As this Subcommittee is aware, we have made tremendous progress in reducing pollutant emissions from our cars and trucks as well as our stationary power sources, and we will continue to make incremental gains through regulatory approaches such as EPA’s Tier II tailpipe and fuel standards for passenger vehicles. But we ultimately want a transportation system that is free of dependence on foreign energy supplies and emissions-free. We also want to preserve the freedom of consumers to purchase the kind of vehicles they want to drive. That is the concept behind the FreedomCAR partnership and Hydrogen Fuel Initiative, which are designed to develop the technologies necessary for hydrogen fuel cell vehicles and the infrastructure to support them.
Secretary Abraham unveiled the FreedomCAR partnership in January 2002 at the North American Auto Show in Detroit with the major U.S. automakers by his side. And President Bush unveiled the Administration’s Hydrogen Fuel Initiative during his State of the Union address in January. As the President put it:
“With a new national commitment, our scientists and engineers will overcome obstacles to taking these cars from laboratory to showroom, so that the first car driven by a child born today could be powered by hydrogen and pollution free.”
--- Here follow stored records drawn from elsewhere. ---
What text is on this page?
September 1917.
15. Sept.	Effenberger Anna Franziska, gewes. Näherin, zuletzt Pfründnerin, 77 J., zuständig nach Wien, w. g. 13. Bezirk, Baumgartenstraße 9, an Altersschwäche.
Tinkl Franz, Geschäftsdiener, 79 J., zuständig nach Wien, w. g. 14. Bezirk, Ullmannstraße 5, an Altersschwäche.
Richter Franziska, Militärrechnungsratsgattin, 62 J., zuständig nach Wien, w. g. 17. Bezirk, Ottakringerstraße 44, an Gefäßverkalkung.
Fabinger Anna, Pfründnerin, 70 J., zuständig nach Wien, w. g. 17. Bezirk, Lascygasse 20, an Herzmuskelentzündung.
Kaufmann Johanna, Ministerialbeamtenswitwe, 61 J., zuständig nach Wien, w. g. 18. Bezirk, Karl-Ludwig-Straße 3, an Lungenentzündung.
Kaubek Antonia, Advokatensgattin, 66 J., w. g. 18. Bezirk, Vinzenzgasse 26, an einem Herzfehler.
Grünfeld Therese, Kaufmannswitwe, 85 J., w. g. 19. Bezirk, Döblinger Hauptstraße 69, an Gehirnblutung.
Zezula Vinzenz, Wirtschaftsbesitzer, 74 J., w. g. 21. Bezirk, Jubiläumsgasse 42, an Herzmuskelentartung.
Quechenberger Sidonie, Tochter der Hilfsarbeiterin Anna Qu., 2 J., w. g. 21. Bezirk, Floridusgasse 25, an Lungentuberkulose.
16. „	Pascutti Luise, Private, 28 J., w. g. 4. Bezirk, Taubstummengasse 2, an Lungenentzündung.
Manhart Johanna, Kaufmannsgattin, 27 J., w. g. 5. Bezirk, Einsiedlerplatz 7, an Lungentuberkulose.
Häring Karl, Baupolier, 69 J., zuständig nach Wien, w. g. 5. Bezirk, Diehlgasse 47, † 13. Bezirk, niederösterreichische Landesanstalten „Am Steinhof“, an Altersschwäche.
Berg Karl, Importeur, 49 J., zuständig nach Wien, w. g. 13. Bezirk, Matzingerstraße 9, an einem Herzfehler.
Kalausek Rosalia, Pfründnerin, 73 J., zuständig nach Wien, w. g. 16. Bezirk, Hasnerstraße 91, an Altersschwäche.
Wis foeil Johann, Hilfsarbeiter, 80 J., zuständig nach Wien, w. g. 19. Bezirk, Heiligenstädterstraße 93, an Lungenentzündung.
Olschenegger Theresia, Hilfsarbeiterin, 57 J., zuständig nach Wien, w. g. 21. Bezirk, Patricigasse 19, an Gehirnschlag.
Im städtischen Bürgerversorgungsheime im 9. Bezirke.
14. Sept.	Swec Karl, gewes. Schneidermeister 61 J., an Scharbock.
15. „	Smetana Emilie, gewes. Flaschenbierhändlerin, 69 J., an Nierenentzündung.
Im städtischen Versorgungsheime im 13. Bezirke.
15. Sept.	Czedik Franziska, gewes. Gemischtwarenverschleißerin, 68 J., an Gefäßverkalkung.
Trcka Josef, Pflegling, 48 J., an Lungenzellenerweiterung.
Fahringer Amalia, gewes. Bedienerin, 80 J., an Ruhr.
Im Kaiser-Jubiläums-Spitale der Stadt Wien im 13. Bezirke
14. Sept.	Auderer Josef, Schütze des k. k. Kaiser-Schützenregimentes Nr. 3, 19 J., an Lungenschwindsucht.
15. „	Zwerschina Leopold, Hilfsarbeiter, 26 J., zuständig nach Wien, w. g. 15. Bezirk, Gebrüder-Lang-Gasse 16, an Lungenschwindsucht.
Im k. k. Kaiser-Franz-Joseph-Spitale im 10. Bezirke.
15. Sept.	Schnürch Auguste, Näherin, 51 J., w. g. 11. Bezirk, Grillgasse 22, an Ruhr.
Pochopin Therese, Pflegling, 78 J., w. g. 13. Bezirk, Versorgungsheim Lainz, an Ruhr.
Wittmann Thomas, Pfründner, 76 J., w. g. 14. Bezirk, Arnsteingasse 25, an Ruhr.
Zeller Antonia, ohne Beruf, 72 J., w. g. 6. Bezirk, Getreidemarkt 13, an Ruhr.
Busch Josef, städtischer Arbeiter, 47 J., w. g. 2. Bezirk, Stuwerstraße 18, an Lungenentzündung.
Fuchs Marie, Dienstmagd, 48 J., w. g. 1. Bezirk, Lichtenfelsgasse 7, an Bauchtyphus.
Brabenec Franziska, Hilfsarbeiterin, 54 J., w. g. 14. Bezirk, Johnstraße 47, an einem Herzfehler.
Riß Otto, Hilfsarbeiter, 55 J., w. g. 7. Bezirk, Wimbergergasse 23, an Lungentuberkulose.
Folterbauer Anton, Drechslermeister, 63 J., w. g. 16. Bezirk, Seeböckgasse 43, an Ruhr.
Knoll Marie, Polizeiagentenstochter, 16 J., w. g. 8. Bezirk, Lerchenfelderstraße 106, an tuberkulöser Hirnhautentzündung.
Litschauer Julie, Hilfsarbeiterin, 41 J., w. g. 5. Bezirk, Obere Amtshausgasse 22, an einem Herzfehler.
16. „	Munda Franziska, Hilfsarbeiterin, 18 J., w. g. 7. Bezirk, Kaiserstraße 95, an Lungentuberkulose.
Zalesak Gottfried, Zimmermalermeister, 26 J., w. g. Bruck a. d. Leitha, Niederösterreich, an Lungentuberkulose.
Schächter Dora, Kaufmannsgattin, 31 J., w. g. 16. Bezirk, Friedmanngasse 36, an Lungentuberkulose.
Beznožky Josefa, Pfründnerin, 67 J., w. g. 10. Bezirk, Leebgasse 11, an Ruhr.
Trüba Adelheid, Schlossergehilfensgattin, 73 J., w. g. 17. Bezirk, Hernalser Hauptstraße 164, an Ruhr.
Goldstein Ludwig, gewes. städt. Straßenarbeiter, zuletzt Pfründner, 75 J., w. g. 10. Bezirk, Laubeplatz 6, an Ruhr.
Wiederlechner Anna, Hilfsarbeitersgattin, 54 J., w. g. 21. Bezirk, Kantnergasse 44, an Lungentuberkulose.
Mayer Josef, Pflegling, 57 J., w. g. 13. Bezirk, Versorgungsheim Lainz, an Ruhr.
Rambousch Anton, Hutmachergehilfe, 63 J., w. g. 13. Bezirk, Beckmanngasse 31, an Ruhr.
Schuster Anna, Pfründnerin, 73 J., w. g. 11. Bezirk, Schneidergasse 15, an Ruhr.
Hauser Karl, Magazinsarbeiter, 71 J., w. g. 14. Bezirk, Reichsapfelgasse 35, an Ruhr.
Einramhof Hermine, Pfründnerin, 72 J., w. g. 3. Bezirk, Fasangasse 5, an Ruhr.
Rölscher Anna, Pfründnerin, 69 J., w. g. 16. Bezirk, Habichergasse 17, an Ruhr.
Producing the hydrogen necessary for the President’s vision will require a variety of domestic feedstocks, and biomass can play a crucial role. We believe that the Nation’s energy sector may be able to produce, on an annual basis, as much as 40 million tons of hydrogen—enough to power 100 million fuel cell vehicles—from 500-600 million tons of biomass residues and waste.
In so doing, we will not only be producing a clean, domestic energy carrier to power emission free cars, we will be helping to reverse the economic fortunes of rural America. This is indeed an exciting prospect that I appreciate the opportunity to share with you this morning. With that, I will be pleased to answer any questions you may have today or in the future.